Not only do Shiphrah and Puah engage the hard work of laboring with mothers in their most vulnerable moments, fully present and bearing witness to the new life being born in them, they bear witness to the new life being born in an entire nation. In the groans and pains of labor; in the throes of violence and oppression, even in these shadowy spaces God is working to bring new life.
And these midwives not only have a front-row seat to witness what God is up to, they partner with God in bringing it to life.
In the Christmas episode of the very first season of Call the Midwife, we meet Mrs. Jenkins, reclusive and wrecked with the years’ old pain of losing multiple children in a workhouse after the blitz in WWII. Mrs. Jenkins is discovered living in a condemned building near Nonnatus house. The midwives, who also serve their community as home visit nurses, are invited into the space of this heart-broken, reluctant, fear-filled woman. Jenni and Sister Evangelina prepare a bath, and Jenni struggles to get Mrs. Jenkins shoes off and discovers that they are literally stuck to her skin. Sister Evangelina, always the pragmatist, suggests Vaseline, and they are able to pull the shoe off. Her foot, dirty, bloodied, toenails overgrown and mis-shapen, is revealed and Mrs. Jenkins looks away in horror. “They shame me,” she mumbles through tears, and Sister Evangelina replies, “No. Not anymore.” They slowly and gently help Mrs. Jenkins peel off layer after layer of soiled clothing, as a lone soprano voice sings, “O Come oh Come Emmanuel, and ransom captive Israel.” They bathe her with the utmost care and respect for her dignity as the voice continues, “that mourns in lowly exile here…until the son of God appears. Rejoice, rejoice. Emmanuel. Shall come to thee oh Israel.”

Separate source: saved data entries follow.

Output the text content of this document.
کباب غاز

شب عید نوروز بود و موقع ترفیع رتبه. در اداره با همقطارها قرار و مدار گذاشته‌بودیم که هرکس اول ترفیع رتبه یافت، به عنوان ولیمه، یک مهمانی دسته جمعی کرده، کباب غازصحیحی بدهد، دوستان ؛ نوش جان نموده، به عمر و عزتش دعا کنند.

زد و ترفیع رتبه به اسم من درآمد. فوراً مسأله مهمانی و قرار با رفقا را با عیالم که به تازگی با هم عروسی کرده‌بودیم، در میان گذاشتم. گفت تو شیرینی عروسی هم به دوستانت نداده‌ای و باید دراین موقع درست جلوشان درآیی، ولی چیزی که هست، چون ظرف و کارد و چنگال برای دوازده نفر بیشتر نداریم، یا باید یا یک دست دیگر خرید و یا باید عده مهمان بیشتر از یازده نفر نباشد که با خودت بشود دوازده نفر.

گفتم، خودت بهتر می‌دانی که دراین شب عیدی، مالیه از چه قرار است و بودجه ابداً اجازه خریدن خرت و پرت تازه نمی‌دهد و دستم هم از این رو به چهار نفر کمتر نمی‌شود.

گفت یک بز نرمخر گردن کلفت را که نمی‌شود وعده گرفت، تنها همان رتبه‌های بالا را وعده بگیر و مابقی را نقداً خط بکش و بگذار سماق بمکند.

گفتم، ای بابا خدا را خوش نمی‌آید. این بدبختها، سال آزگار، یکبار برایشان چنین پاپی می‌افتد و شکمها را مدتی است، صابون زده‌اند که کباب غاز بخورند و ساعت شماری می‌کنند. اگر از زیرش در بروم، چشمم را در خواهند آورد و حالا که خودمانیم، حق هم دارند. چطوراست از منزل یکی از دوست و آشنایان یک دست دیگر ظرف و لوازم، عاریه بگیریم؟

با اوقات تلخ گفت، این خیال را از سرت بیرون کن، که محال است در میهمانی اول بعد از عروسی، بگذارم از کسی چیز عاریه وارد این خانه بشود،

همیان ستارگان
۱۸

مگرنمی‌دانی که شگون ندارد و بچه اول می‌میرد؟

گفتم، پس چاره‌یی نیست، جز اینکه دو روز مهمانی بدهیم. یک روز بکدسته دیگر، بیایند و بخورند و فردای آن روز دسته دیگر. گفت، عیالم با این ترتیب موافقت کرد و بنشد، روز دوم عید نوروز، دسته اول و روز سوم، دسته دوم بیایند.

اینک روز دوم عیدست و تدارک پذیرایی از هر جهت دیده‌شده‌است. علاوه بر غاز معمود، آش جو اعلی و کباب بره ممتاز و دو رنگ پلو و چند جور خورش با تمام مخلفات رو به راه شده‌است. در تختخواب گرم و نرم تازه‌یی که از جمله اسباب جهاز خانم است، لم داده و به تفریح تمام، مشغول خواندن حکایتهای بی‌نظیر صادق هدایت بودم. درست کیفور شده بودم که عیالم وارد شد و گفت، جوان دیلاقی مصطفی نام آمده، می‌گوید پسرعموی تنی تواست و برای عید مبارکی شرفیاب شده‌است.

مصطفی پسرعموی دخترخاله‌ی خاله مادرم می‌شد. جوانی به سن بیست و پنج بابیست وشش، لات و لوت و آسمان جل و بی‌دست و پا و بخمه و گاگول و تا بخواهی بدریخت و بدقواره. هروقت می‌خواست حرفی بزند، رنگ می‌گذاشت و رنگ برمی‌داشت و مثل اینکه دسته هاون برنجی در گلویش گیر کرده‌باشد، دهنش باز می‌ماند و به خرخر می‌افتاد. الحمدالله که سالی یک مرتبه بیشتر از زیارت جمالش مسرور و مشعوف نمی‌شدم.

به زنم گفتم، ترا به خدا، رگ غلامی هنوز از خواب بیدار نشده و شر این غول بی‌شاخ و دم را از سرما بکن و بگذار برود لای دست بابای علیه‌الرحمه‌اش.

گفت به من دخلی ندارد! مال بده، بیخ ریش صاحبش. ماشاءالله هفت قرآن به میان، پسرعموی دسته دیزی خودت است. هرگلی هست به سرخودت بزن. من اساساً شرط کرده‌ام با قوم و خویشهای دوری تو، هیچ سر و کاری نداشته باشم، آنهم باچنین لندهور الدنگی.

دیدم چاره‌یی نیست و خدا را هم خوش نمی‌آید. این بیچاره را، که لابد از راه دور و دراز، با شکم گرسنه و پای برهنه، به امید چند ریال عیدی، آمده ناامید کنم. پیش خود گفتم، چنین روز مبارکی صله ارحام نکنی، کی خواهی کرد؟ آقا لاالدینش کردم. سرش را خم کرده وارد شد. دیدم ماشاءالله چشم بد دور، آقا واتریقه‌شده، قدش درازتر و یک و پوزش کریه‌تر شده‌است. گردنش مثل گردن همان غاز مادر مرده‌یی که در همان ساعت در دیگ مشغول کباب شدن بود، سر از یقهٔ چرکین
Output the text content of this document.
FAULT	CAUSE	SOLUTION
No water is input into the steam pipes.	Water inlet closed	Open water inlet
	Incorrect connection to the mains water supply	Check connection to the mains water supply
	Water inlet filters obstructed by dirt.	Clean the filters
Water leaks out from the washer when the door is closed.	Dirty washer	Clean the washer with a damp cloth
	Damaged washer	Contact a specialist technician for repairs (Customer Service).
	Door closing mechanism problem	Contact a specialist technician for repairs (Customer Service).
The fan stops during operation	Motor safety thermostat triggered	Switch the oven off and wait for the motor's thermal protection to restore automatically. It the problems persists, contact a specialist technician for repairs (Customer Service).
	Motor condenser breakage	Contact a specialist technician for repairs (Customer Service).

Though not under oppression or occupation by Egypt, Poplar is a community filled with the oppression of poverty, disease, and hunger, forgotten and overlooked, oppressed by the systems that have failed to care for the most vulnerable among them. Like Shiphrah and Puah, these midwives engage the hard work of laboring with a community, fully present and bearing witness to both tragic death and new life being born in them. And like Shiphrah and Puah these midwives not only have a front-row seat to witness what God is up to, even in the most shadowed spaces, they partner with God in bringing it to life.
The stories of Shiprah and Puah and the sisters and midwives of Poplar seem almost prophetically relevant today, yes?

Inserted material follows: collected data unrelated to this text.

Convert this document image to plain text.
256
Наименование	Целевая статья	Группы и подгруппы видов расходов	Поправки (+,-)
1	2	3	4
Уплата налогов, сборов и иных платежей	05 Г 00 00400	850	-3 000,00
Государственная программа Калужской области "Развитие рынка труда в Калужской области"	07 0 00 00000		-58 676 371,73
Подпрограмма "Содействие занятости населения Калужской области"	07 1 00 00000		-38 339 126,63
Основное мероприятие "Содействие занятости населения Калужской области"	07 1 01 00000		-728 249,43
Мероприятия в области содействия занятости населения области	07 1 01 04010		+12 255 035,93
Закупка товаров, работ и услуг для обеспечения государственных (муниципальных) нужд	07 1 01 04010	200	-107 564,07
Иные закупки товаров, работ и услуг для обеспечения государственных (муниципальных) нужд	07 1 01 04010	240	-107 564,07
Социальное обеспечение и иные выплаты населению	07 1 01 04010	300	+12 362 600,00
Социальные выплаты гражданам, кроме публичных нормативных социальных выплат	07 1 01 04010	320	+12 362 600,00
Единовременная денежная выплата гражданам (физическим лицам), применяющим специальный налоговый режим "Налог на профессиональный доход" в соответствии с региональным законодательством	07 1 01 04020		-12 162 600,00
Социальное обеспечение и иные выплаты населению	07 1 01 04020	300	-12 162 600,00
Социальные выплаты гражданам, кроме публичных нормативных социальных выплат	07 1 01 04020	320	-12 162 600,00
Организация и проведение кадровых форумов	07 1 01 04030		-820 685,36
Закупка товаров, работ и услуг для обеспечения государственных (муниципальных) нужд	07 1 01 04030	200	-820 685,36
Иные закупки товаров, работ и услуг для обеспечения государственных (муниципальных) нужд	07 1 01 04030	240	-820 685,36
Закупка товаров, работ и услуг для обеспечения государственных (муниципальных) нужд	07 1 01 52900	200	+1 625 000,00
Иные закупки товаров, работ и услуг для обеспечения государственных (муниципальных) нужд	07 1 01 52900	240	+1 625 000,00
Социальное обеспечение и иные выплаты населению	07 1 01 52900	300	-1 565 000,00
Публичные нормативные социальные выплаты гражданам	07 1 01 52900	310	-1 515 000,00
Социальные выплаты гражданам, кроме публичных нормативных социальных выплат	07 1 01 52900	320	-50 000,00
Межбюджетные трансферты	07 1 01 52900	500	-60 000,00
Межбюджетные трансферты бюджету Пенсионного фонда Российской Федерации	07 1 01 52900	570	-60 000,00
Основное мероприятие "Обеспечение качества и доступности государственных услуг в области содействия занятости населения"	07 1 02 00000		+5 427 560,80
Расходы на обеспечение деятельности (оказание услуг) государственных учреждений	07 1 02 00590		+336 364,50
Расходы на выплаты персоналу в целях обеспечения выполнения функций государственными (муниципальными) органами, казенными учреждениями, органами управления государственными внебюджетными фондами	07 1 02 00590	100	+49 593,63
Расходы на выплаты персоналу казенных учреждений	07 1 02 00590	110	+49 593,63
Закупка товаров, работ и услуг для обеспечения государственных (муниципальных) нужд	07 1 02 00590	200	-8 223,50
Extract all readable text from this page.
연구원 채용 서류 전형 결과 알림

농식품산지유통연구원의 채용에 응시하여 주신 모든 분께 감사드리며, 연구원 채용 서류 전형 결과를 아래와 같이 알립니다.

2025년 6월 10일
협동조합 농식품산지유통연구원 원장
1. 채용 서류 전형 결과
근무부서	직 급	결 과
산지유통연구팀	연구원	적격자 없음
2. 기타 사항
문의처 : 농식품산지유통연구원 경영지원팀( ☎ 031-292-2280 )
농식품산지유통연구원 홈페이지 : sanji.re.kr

Sisters and brothers, we are standing on the edge of a precipice. In churches, neighborhoods, cities, counties, and states all over this country, people of color, specifically our Black and African American sisters and brothers, are crying out for justice. Are we going to dive off the precipice into the unknown – into the uncomfortable work of dismantling our own racist ideas and the racist policies that perpetuate systems of oppression? Into the long, hard work of listening, the long, hard journey of walking-alongside? Or are we going to turn around – finding a more convenient way forward?

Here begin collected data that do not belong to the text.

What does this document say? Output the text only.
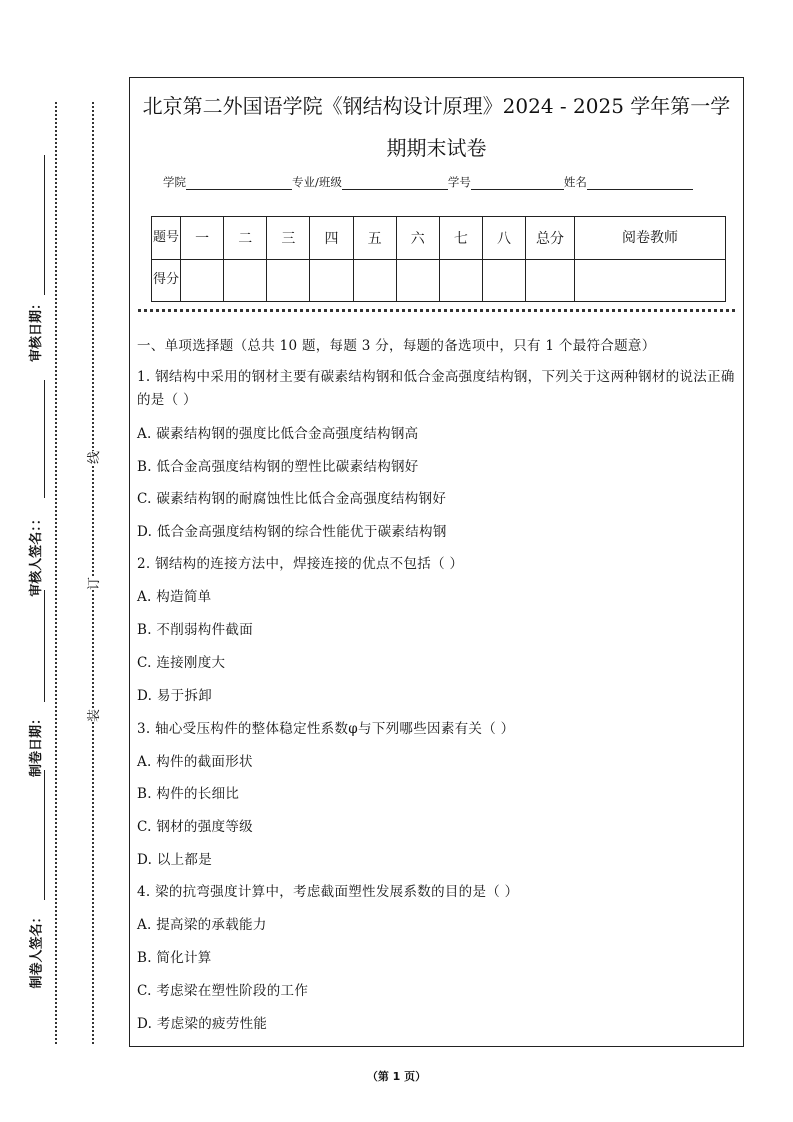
审核日期：
审核人签名：：
制卷日期：
制卷人签名：
线
订
装
北京第二外国语学院《钢结构设计原理》2024 - 2025 学年第一学
期期末试卷
学院	专业/班级	学号	姓名
题号	一	二	三	四	五	六	七	八	总分	阅卷教师
得分										
一、单项选择题（总共 10 题，每题 3 分，每题的备选项中，只有 1 个最符合题意）
1. 钢结构中采用的钢材主要有碳素结构钢和低合金高强度结构钢，下列关于这两种钢材的说法正确的是（ ）
A. 碳素结构钢的强度比低合金高强度结构钢高
B. 低合金高强度结构钢的塑性比碳素结构钢好
C. 碳素结构钢的耐腐蚀性比低合金高强度结构钢好
D. 低合金高强度结构钢的综合性能优于碳素结构钢
2. 钢结构的连接方法中，焊接连接的优点不包括（ ）
A. 构造简单
B. 不削弱构件截面
C. 连接刚度大
D. 易于拆卸
3. 轴心受压构件的整体稳定性系数φ与下列哪些因素有关（ ）
A. 构件的截面形状
B. 构件的长细比
C. 钢材的强度等级
D. 以上都是
4. 梁的抗弯强度计算中，考虑截面塑性发展系数的目的是（ ）
A. 提高梁的承载能力
B. 简化计算
C. 考虑梁在塑性阶段的工作
D. 考虑梁的疲劳性能
（第 1 页）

God is always bringing forth new life in us and around us.
Who will bear witness?
Who will say yes to God and no to the powers and principalities that kill and destroy? Who will be present in the pain and the waiting?
Who are the midwives in your life?
Is God raising you up as a midwife in someone else’s life?
May we allow our grief and righteous anger to fuel our hope – hope that God is working to make all things new. And may we have the courage to dive into the spaciousness of the unknown – knowing that it is in that very space God dwells.